Scenes are the dramatic units of films — the building blocks of cinematic storytelling. It is said that scenes should have a beginning, middle, and end. Additionally, all scenes should also have a goal, move the story forward, and present an emotional shift for at least one of the characters.
On a tightly constructed film, no scene is wasted! Whereas first-time writers focus on twists and big events, connecting the dots between “exciting moments” to fill in the pages, a skilled writer knows that every scene must be infused with purpose and exciting in its own right.
Analyzing film scenes is an amazing process to learning the craft of screenwriting. In this new series, Anatomy of a Scene, we read or watch a scene from a movie and deconstruct it, asking ourselves what the writer intended to do. Does it work? Why or why not? And of course, what makes the scene great? Or awful?
LITTLE MISS SUNSHINE
Spoilers level: high.
Today, we’re taking a closer look at 6 six pages that constitute one of the many unforgettable moments from LITTLE MISS SUNSHINE (2006) written by Michael Arndt. The scene starts off in the second half of page 70:
The scene begins with Olive testing her brother’s vision. Quickly, the writer misdirects us with Olive’s line, “20/20 vision!” Even before the conflict kicks in, the scene works because it is endearing to see the two siblings bonding. And if you recall from the movie, just a few scenes prior the whole family was mourning Grandpa’s death. After that, they ran into trouble with a state trooper and a hyperactive car horn. Therefore, this moment of diversion lets the audience breathe… before the next gut-punch. (Peaks and valleys of tension.)
On the first half of page 71, we move away from Olive and Dwayne to remind the audience that they are on a time crunch. As Frank announces the time, “Sharyl looks at Richard, who steps on the gas.” Richard’s line “We’ll make it, okay? Maybe a few minutes late” is immediately shot down by Sheryl’s “No, Richard…! They said three o’clock sharp! They were very explicit.” This brief exchange is important because…

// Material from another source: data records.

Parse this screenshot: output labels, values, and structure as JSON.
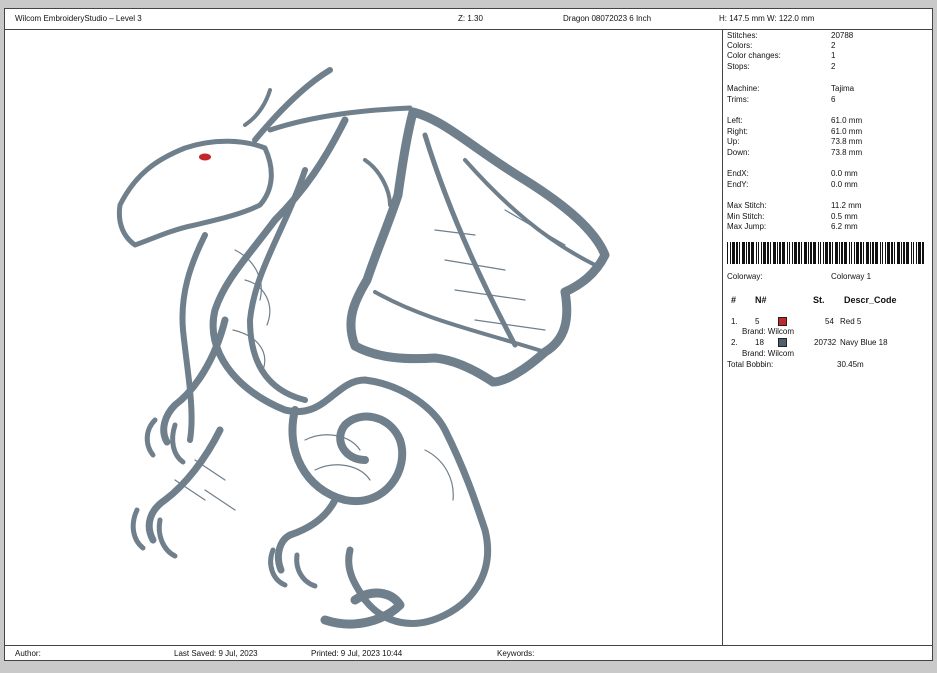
{
  "header": {
    "app_title": "Wilcom EmbroideryStudio – Level 3",
    "zoom": "Z: 1.30",
    "design_name": "Dragon 08072023 6 Inch",
    "height": "H: 147.5 mm",
    "width": "W: 122.0 mm"
  },
  "stats": [
    {
      "label": "Stitches:",
      "value": "20788"
    },
    {
      "label": "Colors:",
      "value": "2"
    },
    {
      "label": "Color changes:",
      "value": "1"
    },
    {
      "label": "Stops:",
      "value": "2"
    },
    {
      "label": "Machine:",
      "value": "Tajima"
    },
    {
      "label": "Trims:",
      "value": "6"
    },
    {
      "label": "Left:",
      "value": "61.0 mm"
    },
    {
      "label": "Right:",
      "value": "61.0 mm"
    },
    {
      "label": "Up:",
      "value": "73.8 mm"
    },
    {
      "label": "Down:",
      "value": "73.8 mm"
    },
    {
      "label": "EndX:",
      "value": "0.0 mm"
    },
    {
      "label": "EndY:",
      "value": "0.0 mm"
    },
    {
      "label": "Max Stitch:",
      "value": "11.2 mm"
    },
    {
      "label": "Min Stitch:",
      "value": "0.5 mm"
    },
    {
      "label": "Max Jump:",
      "value": "6.2 mm"
    }
  ],
  "colorway": {
    "label": "Colorway:",
    "value": "Colorway 1"
  },
  "table": {
    "headers": {
      "num": "#",
      "n": "N#",
      "st": "St.",
      "descr": "Descr",
      "code": "_Code"
    },
    "rows": [
      {
        "index": "1.",
        "n": "5",
        "color": "#c0282a",
        "st": "54",
        "descr": "Red 5",
        "brand": "Brand: Wilcom"
      },
      {
        "index": "2.",
        "n": "18",
        "color": "#4e5f6d",
        "st": "20732",
        "descr": "Navy Blue 18",
        "brand": "Brand: Wilcom"
      }
    ],
    "total_label": "Total Bobbin:",
    "total_value": "30.45m"
  },
  "footer": {
    "author": "Author:",
    "last_saved": "Last Saved:  9 Jul, 2023",
    "printed": "Printed:  9 Jul, 2023 10:44",
    "keywords": "Keywords:"
  },
  "thread_color": "#6f7f8b",
  "eye_color": "#c0282a"
}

Oliver tests Dwayne for colorblindness. And here’s when the scene’s conflict explodes. Since the beginning of the film, the audience has known that Dwayne wants to fly jets for the navy. It’s his dream, which he carries as an obsession. It’s the reason why he doesn’t speak (a vow of silence shows unwavering discipline). So when he learns that he’s colorblind, he’s entire life purpose disappears before his eyes (pun intended). And the author skillfully spells that out within the scene, gradually building to his breakdown:
Top of page 72: In Dwayne’s confusion (perhaps denial) he scribbles “What?” on his pad. Frank, dreading to be the messenger here, says nothing until “Dwayne points violently at the pad.” Frank explains the first time. Dwayne points at the pad again, and Frank delivers the bomb: “You can’t fly jets in the Navy if you’re colorblind”.
The next line of action reads: “Dwayne does nothing. Then he seems to implode in on himself, curling up in a ball.”
The scene escalates, amidst shouts and confusion, taking us to the side of the interstate where Richard pulls over (top of page 73). Dwayne barrels down the slope and finally, we hear his voice, his first word in the movie: “Fuck!”
It’s a great word that summarizes how Dwayne feels and the situation. Remember, they are on a tight schedule. A soul-crushed son/brother on the side of the highway is the last thing anyone needs. Then, to make matters worse, he sits down and announces, “I’m not going.” Sheryl does what she can to convince him, but then, he speaks his mind (middle of page 74), calling out their failures: “Divorce! Bankrupt! Suicide!” It’s a great piece of dialogue that synthesizes how dysfunctional they all are. Clearly, Dwayne has always harbored contempt towards his family (one of the reasons he’s chosen not to talk to them) due to the failed state of their lives. And now, Dwayne has joined them!
As the family tries to come up with a solution to their dilemma, including leaving someone behind with Dwayne, it’s Olive who changes his mind by silently sitting next to him and putting an arm around him. It’s a beautiful, silent gesture that persuades Dwayne, and a sweet reminder to us writers that some moments work without dialogue.
Before we end the scene in the middle of page 75, Dwayne does a bit of house cleaning by apologizing for the things he’s said. This closure is important, otherwise, the audience may wish a follow-up scene where the family addresses his behavior. But this is neat. Dwayne apologizes and we move on, never to discuss this again!
Here’s a portion of the scene itself for your viewing pleasure:
Crushing a character’s dream is a mean thing, but it can be dramatic gold. It works here because the theme of success vs. failure is a big part of the movie; all the characters in LITTLE MISS SUNSHINE have lofty goals (except maybe Sheryl). Dwayne, a typical teen, despises his family (sorry parents, it’s the truth!), so pulling the rug from under him is a quick way to convince him that he’s not any better. Moreover, within the larger story, Dwayne’s breakdown makes the stakes higher for Olive — she’s the family’s last hope for greatness.